According to anti-dating-site reasoning, I should have stayed desperate, possibly setting myself up to losing my friends to ever-growing resentment. No thanks.
Your tastes and person are somewhat mainstream, or you’ve found your people.
If you’re straight, your dating pool is automatically much larger than if you are not. The same goes for those who are monogamous, not kinky, religious believers, SQWs, not fat, and so on. Being able to assume that the person you are hitting has even the remotest chance of being interested in you is something that doesn’t apply to a lot of people.
There definitely are people who are not mainstream who are against dating sites, but those people have generally found their communities. Having access to spaces and events like that isn’t the reality for plenty of us.
Your self-esteem is strong enough to take the hit, or people say “yes” to you Enough.
Getting turned down a lot in person can shred even a confident person. Getting turned down almost every or literally every time you’ve tried? Without some assurance of openness and mutual interest, something much more easily ascertained online, that can mean never wanting to try again, and with good reason.
You don’t have much of a wish to meet New People and date.
This is the simplest and most straightforward reason to not use a dating site. Not actively seeking out people to date is a perfectly valid choice. If this is you, though, vilifying dating sites is disingenuous.
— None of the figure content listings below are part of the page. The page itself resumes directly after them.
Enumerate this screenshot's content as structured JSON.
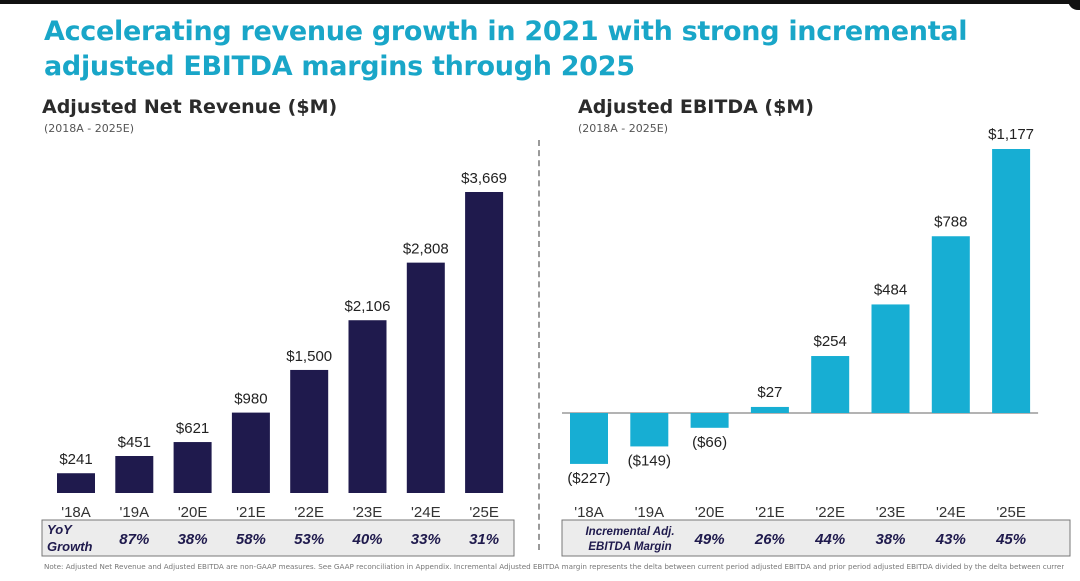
{
  "title": "Accelerating revenue growth in 2021 with strong incremental adjusted EBITDA margins through 2025",
  "note": "Note: Adjusted Net Revenue and Adjusted EBITDA are non-GAAP measures. See GAAP reconciliation in Appendix. Incremental Adjusted EBITDA margin represents the delta between current period adjusted EBITDA and prior period adjusted EBITDA divided by the delta between current period adjusted net revenue and prior period adjusted net revenue.",
  "colors": {
    "title": "#19a6c8",
    "revenue_bar": "#1f1a4d",
    "ebitda_bar": "#17aed3"
  },
  "chart_data": [
    {
      "type": "bar",
      "title": "Adjusted Net Revenue ($M)",
      "subtitle": "(2018A - 2025E)",
      "categories": [
        "'18A",
        "'19A",
        "'20E",
        "'21E",
        "'22E",
        "'23E",
        "'24E",
        "'25E"
      ],
      "values": [
        241,
        451,
        621,
        980,
        1500,
        2106,
        2808,
        3669
      ],
      "data_labels": [
        "$241",
        "$451",
        "$621",
        "$980",
        "$1,500",
        "$2,106",
        "$2,808",
        "$3,669"
      ],
      "ylim": [
        0,
        3669
      ],
      "grid": false,
      "color": "#1f1a4d",
      "table": {
        "label_line1": "YoY",
        "label_line2": "Growth",
        "values": [
          "87%",
          "38%",
          "58%",
          "53%",
          "40%",
          "33%",
          "31%"
        ]
      }
    },
    {
      "type": "bar",
      "title": "Adjusted EBITDA ($M)",
      "subtitle": "(2018A - 2025E)",
      "categories": [
        "'18A",
        "'19A",
        "'20E",
        "'21E",
        "'22E",
        "'23E",
        "'24E",
        "'25E"
      ],
      "values": [
        -227,
        -149,
        -66,
        27,
        254,
        484,
        788,
        1177
      ],
      "data_labels": [
        "($227)",
        "($149)",
        "($66)",
        "$27",
        "$254",
        "$484",
        "$788",
        "$1,177"
      ],
      "ylim": [
        -227,
        1177
      ],
      "grid": false,
      "color": "#17aed3",
      "table": {
        "label_line1": "Incremental Adj.",
        "label_line2": "EBITDA Margin",
        "values": [
          "49%",
          "26%",
          "44%",
          "38%",
          "43%",
          "45%"
        ]
      }
    }
  ]
}
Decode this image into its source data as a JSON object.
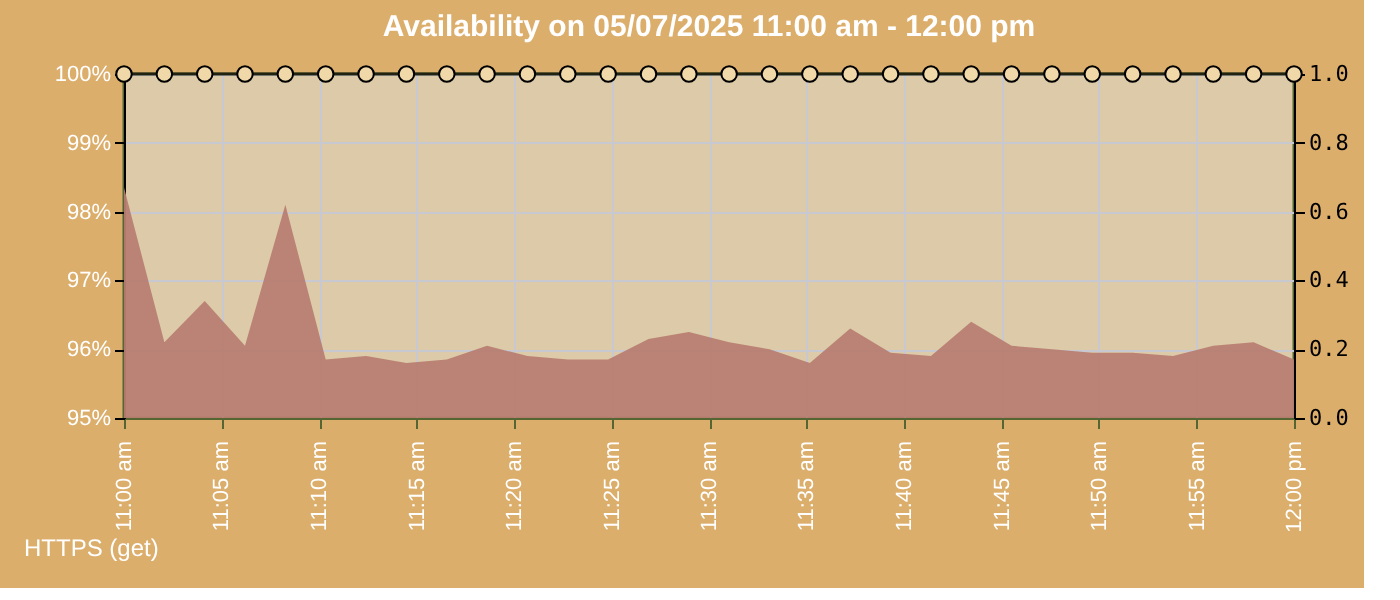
{
  "chart_data": {
    "type": "line",
    "title": "Availability on 05/07/2025 11:00 am - 12:00 pm",
    "x": [
      11.0,
      11.0345,
      11.069,
      11.1034,
      11.1379,
      11.1724,
      11.2069,
      11.2414,
      11.2759,
      11.3103,
      11.3448,
      11.3793,
      11.4138,
      11.4483,
      11.4828,
      11.5172,
      11.5517,
      11.5862,
      11.6207,
      11.6552,
      11.6897,
      11.7241,
      11.7586,
      11.7931,
      11.8276,
      11.8621,
      11.8966,
      11.931,
      11.9655,
      12.0
    ],
    "series": [
      {
        "type": "area",
        "axis": "y2",
        "color": "#b87e72",
        "values": [
          0.67,
          0.22,
          0.34,
          0.21,
          0.62,
          0.17,
          0.18,
          0.16,
          0.17,
          0.21,
          0.18,
          0.17,
          0.17,
          0.23,
          0.25,
          0.22,
          0.2,
          0.16,
          0.26,
          0.19,
          0.18,
          0.28,
          0.21,
          0.2,
          0.19,
          0.19,
          0.18,
          0.21,
          0.22,
          0.17
        ]
      },
      {
        "color": "#222211",
        "marker": "circle",
        "values": [
          100,
          100,
          100,
          100,
          100,
          100,
          100,
          100,
          100,
          100,
          100,
          100,
          100,
          100,
          100,
          100,
          100,
          100,
          100,
          100,
          100,
          100,
          100,
          100,
          100,
          100,
          100,
          100,
          100,
          100
        ]
      }
    ],
    "xlim": [
      11,
      12
    ],
    "xticks": [
      {
        "value": 11.0,
        "label": "11:00 am"
      },
      {
        "value": 11.0833,
        "label": "11:05 am"
      },
      {
        "value": 11.1667,
        "label": "11:10 am"
      },
      {
        "value": 11.25,
        "label": "11:15 am"
      },
      {
        "value": 11.3333,
        "label": "11:20 am"
      },
      {
        "value": 11.4167,
        "label": "11:25 am"
      },
      {
        "value": 11.5,
        "label": "11:30 am"
      },
      {
        "value": 11.5833,
        "label": "11:35 am"
      },
      {
        "value": 11.6667,
        "label": "11:40 am"
      },
      {
        "value": 11.75,
        "label": "11:45 am"
      },
      {
        "value": 11.8333,
        "label": "11:50 am"
      },
      {
        "value": 11.9167,
        "label": "11:55 am"
      },
      {
        "value": 12.0,
        "label": "12:00 pm"
      }
    ],
    "ylim": [
      95,
      100
    ],
    "yticks": [
      {
        "value": 95,
        "label": "95%"
      },
      {
        "value": 96,
        "label": "96%"
      },
      {
        "value": 97,
        "label": "97%"
      },
      {
        "value": 98,
        "label": "98%"
      },
      {
        "value": 99,
        "label": "99%"
      },
      {
        "value": 100,
        "label": "100%"
      }
    ],
    "y2lim": [
      0,
      1
    ],
    "y2ticks": [
      {
        "value": 0,
        "label": "0.0"
      },
      {
        "value": 0.2,
        "label": "0.2"
      },
      {
        "value": 0.4,
        "label": "0.4"
      },
      {
        "value": 0.6,
        "label": "0.6"
      },
      {
        "value": 0.8,
        "label": "0.8"
      },
      {
        "value": 1.0,
        "label": "1.0"
      }
    ],
    "grid": true,
    "annotations": [
      "HTTPS (get)"
    ]
  }
}
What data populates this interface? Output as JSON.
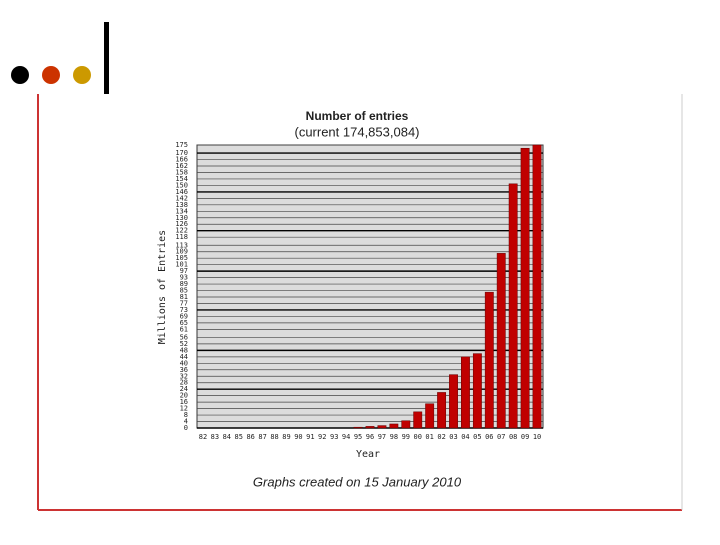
{
  "chart_data": {
    "type": "bar",
    "title": "Number of entries",
    "subtitle": "(current 174,853,084)",
    "y_label": "Millions of Entries",
    "x_label": "Year",
    "note": "Graphs created on 15 January 2010",
    "categories": [
      "82",
      "83",
      "84",
      "85",
      "86",
      "87",
      "88",
      "89",
      "90",
      "91",
      "92",
      "93",
      "94",
      "95",
      "96",
      "97",
      "98",
      "99",
      "00",
      "01",
      "02",
      "03",
      "04",
      "05",
      "06",
      "07",
      "08",
      "09",
      "10"
    ],
    "values": [
      0,
      0,
      0,
      0,
      0,
      0,
      0,
      0,
      0,
      0,
      0,
      0,
      0,
      0.5,
      1,
      1.5,
      2.5,
      4.5,
      10,
      15,
      22,
      33,
      44,
      46,
      84,
      108,
      151,
      173,
      175
    ],
    "color": "#c00000",
    "ylim": [
      0,
      175
    ],
    "yticks": [
      0,
      4,
      8,
      12,
      16,
      20,
      24,
      28,
      32,
      36,
      40,
      44,
      48,
      52,
      56,
      61,
      65,
      69,
      73,
      77,
      81,
      85,
      89,
      93,
      97,
      101,
      105,
      109,
      113,
      118,
      122,
      126,
      130,
      134,
      138,
      142,
      146,
      150,
      154,
      158,
      162,
      166,
      170,
      175
    ],
    "grid": true
  }
}
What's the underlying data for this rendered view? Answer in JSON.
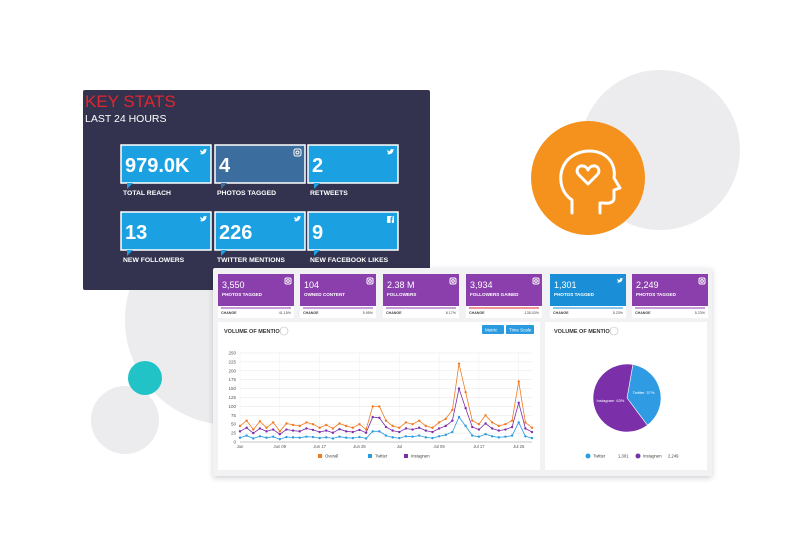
{
  "key_stats": {
    "title": "KEY STATS",
    "subtitle": "LAST 24 HOURS",
    "tiles": [
      {
        "value": "979.0K",
        "label": "TOTAL REACH"
      },
      {
        "value": "4",
        "label": "PHOTOS TAGGED"
      },
      {
        "value": "2",
        "label": "RETWEETS"
      },
      {
        "value": "13",
        "label": "NEW FOLLOWERS"
      },
      {
        "value": "226",
        "label": "TWITTER MENTIONS"
      },
      {
        "value": "9",
        "label": "NEW FACEBOOK LIKES"
      }
    ]
  },
  "kpi_cards": [
    {
      "value": "3,550",
      "label": "PHOTOS TAGGED",
      "change_label": "CHANGE",
      "change": "41.15%"
    },
    {
      "value": "104",
      "label": "OWNED CONTENT",
      "change_label": "CHANGE",
      "change": "5.95%"
    },
    {
      "value": "2.38 M",
      "label": "FOLLOWERS",
      "change_label": "CHANGE",
      "change": "8.17%"
    },
    {
      "value": "3,934",
      "label": "FOLLOWERS GAINED",
      "change_label": "CHANGE",
      "change": "-135.03%"
    },
    {
      "value": "1,301",
      "label": "PHOTOS TAGGED",
      "change_label": "CHANGE",
      "change": "5.23%"
    },
    {
      "value": "2,249",
      "label": "PHOTOS TAGGED",
      "change_label": "CHANGE",
      "change": "5.23%"
    }
  ],
  "chart_data": [
    {
      "type": "line",
      "title": "VOLUME OF MENTIONS",
      "buttons": [
        "Metric",
        "Time Scale"
      ],
      "categories": [
        "Jun",
        null,
        null,
        null,
        null,
        null,
        "Jun 09",
        null,
        null,
        null,
        null,
        null,
        "Jun 17",
        null,
        null,
        null,
        null,
        null,
        "Jun 25",
        null,
        null,
        null,
        null,
        null,
        "Jul",
        null,
        null,
        null,
        null,
        null,
        "Jul 09",
        null,
        null,
        null,
        null,
        null,
        "Jul 17",
        null,
        null,
        null,
        null,
        null,
        "Jul 25",
        null,
        null
      ],
      "series": [
        {
          "name": "Overall",
          "color": "#f07b22",
          "values": [
            45,
            60,
            35,
            58,
            40,
            55,
            30,
            52,
            48,
            45,
            55,
            50,
            40,
            48,
            38,
            52,
            45,
            40,
            50,
            35,
            100,
            100,
            60,
            45,
            40,
            55,
            50,
            60,
            45,
            40,
            55,
            65,
            90,
            220,
            140,
            60,
            50,
            75,
            55,
            45,
            50,
            60,
            170,
            55,
            40
          ]
        },
        {
          "name": "Twitter",
          "color": "#2a9be0",
          "values": [
            12,
            18,
            10,
            16,
            12,
            15,
            8,
            14,
            13,
            12,
            15,
            14,
            11,
            13,
            10,
            15,
            12,
            11,
            14,
            10,
            30,
            30,
            18,
            13,
            11,
            16,
            15,
            18,
            13,
            11,
            16,
            20,
            28,
            70,
            45,
            18,
            15,
            22,
            16,
            13,
            15,
            18,
            55,
            16,
            11
          ]
        },
        {
          "name": "Instagram",
          "color": "#7b2fa8",
          "values": [
            30,
            40,
            25,
            38,
            30,
            35,
            22,
            35,
            32,
            30,
            38,
            34,
            28,
            32,
            26,
            36,
            30,
            28,
            34,
            26,
            70,
            68,
            42,
            32,
            28,
            38,
            35,
            40,
            32,
            28,
            38,
            45,
            60,
            150,
            95,
            42,
            35,
            52,
            38,
            32,
            35,
            42,
            110,
            38,
            28
          ]
        }
      ],
      "ylim": [
        0,
        250
      ],
      "yticks": [
        0,
        25,
        50,
        75,
        100,
        125,
        150,
        175,
        200,
        225,
        250
      ],
      "grid": true
    },
    {
      "type": "pie",
      "title": "VOLUME OF MENTIONS",
      "categories": [
        "Twitter",
        "Instagram"
      ],
      "values": [
        37,
        63
      ],
      "value_labels": [
        "37%",
        "63%"
      ],
      "colors": [
        "#2e9be3",
        "#7b2fa8"
      ],
      "legend_counts": [
        {
          "value": 1301,
          "label": "1,301"
        },
        {
          "value": 2249,
          "label": "2,249"
        }
      ]
    }
  ]
}
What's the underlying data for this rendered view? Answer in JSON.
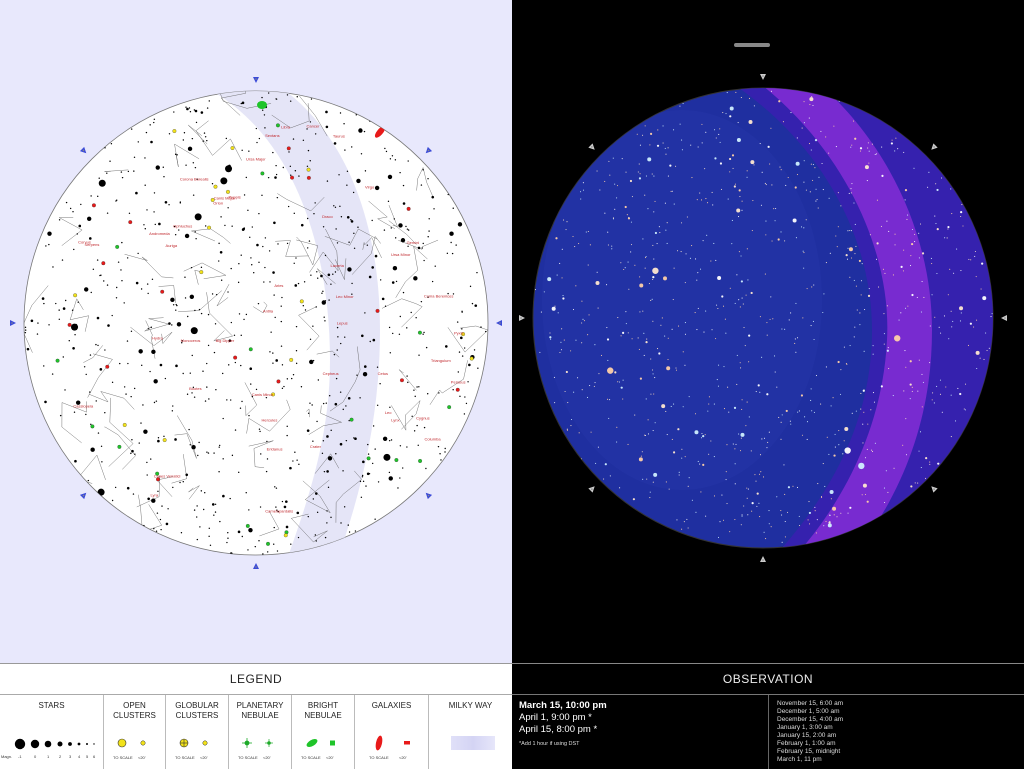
{
  "legend": {
    "title": "LEGEND",
    "columns": [
      {
        "key": "stars",
        "label": "STARS"
      },
      {
        "key": "open",
        "label": "OPEN\nCLUSTERS"
      },
      {
        "key": "globular",
        "label": "GLOBULAR\nCLUSTERS"
      },
      {
        "key": "planetary",
        "label": "PLANETARY\nNEBULAE"
      },
      {
        "key": "bright",
        "label": "BRIGHT\nNEBULAE"
      },
      {
        "key": "galaxies",
        "label": "GALAXIES"
      },
      {
        "key": "milkyway",
        "label": "MILKY WAY"
      }
    ],
    "magnitude_label": "Magn.",
    "magnitudes": [
      "-1",
      "0",
      "1",
      "2",
      "3",
      "4",
      "5",
      "6"
    ],
    "to_scale": "TO SCALE",
    "min_size": "<20'"
  },
  "observation": {
    "title": "OBSERVATION",
    "primary": "March 15, 10:00 pm",
    "alternates": [
      "April 1, 9:00 pm *",
      "April 15, 8:00 pm *"
    ],
    "dst_note": "*Add 1 hour if using DST",
    "times": [
      "November 15, 6:00 am",
      "December 1, 5:00 am",
      "December 15, 4:00 am",
      "January 1, 3:00 am",
      "January 15, 2:00 am",
      "February 1, 1:00 am",
      "February 15, midnight",
      "March 1, 11 pm"
    ]
  },
  "constellation_labels": [
    "Lyra",
    "Cygnus",
    "Cepheus",
    "Cassiopeia",
    "Draco",
    "Lacerta",
    "Andromeda",
    "Triangulum",
    "Perseus",
    "Camelopardalis",
    "Ursa Minor",
    "Hercules",
    "Corona Borealis",
    "Bootes",
    "Ursa Major",
    "Big Dipper",
    "Canes Venatici",
    "Coma Berenices",
    "Leo Minor",
    "Lynx",
    "Auriga",
    "Taurus",
    "Aries",
    "Cetus",
    "Gemini",
    "Orion",
    "Eridanus",
    "Cancer",
    "Leo",
    "Canis Minor",
    "Monoceros",
    "Canis Major",
    "Lepus",
    "Virgo",
    "Serpens",
    "Crater",
    "Corvus",
    "Hydra",
    "Sextans",
    "Antlia",
    "Pyxis",
    "Puppis",
    "Columba",
    "Libra",
    "Ophiuchus"
  ],
  "colors": {
    "chart_paper": "#ffffff",
    "chart_background": "#e8e8fc",
    "constellation_label": "#c0282d",
    "object_label": "#2a2a9e",
    "sky_night": "#1f2fa0",
    "milky_way": "#8a2ed8",
    "compass_marker": "#3a4ad8"
  }
}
They exist to serve a need that isn’t yours.
The ratio of terrible to good is not doable for you.
The amount of verbal abuse I get on dating sites is not unsubstantial, but doesn’t stand out to me as especially horrendous because I get the same insults and harassment offline from people who are far more able to hurt me. Keeping a profile up is worth it to me because I can block the awful and potentially awful online the way I can’t offline and occasionally, through all the filtering, meet awesome people. This isn’t true for everyone.
You have the ability to get yourself out there.
If you lack transportation and/or funds, it can be hard to go to events and spaces where you might meet someone who might be interested in you and/or vice versa. This goes double if you live in an area that isn’t very urban, if you are a parent, and if you have a disability, among many other factors.
You aren’t Desi.
Interestingly enough, I recently found out that meeting online is more acceptable among certain Indian and Pakistani circles. Since arranged-marriage-style biodata is just like a dating profile, it’s easy to see why that might be so. Conversely, since any kind of romantic arranging or matchmaking is considered old-fashioned, desperate, and embarrassing in the West, people feel the need to put it down. Perhaps the lingering influence of my background has something to do with my shamelessness about my dating history and love life.
Online dating is one of those matters where people in the majority, i.e. people who think less of meeting on the Internet than meeting offline, are oddly defensive about their choices. Those of us who cannot easily find dates offline often envy of those who can, so it feels rather bizarre when they come out swinging against us because they have certain advantages. In a world where nearly no one is being forced to put up a profile or download an app with a swiping feature, and where most people lie about their use of and look down on dating sites, shunning them is popular and mainstream, not an edgy minority view in need of defending.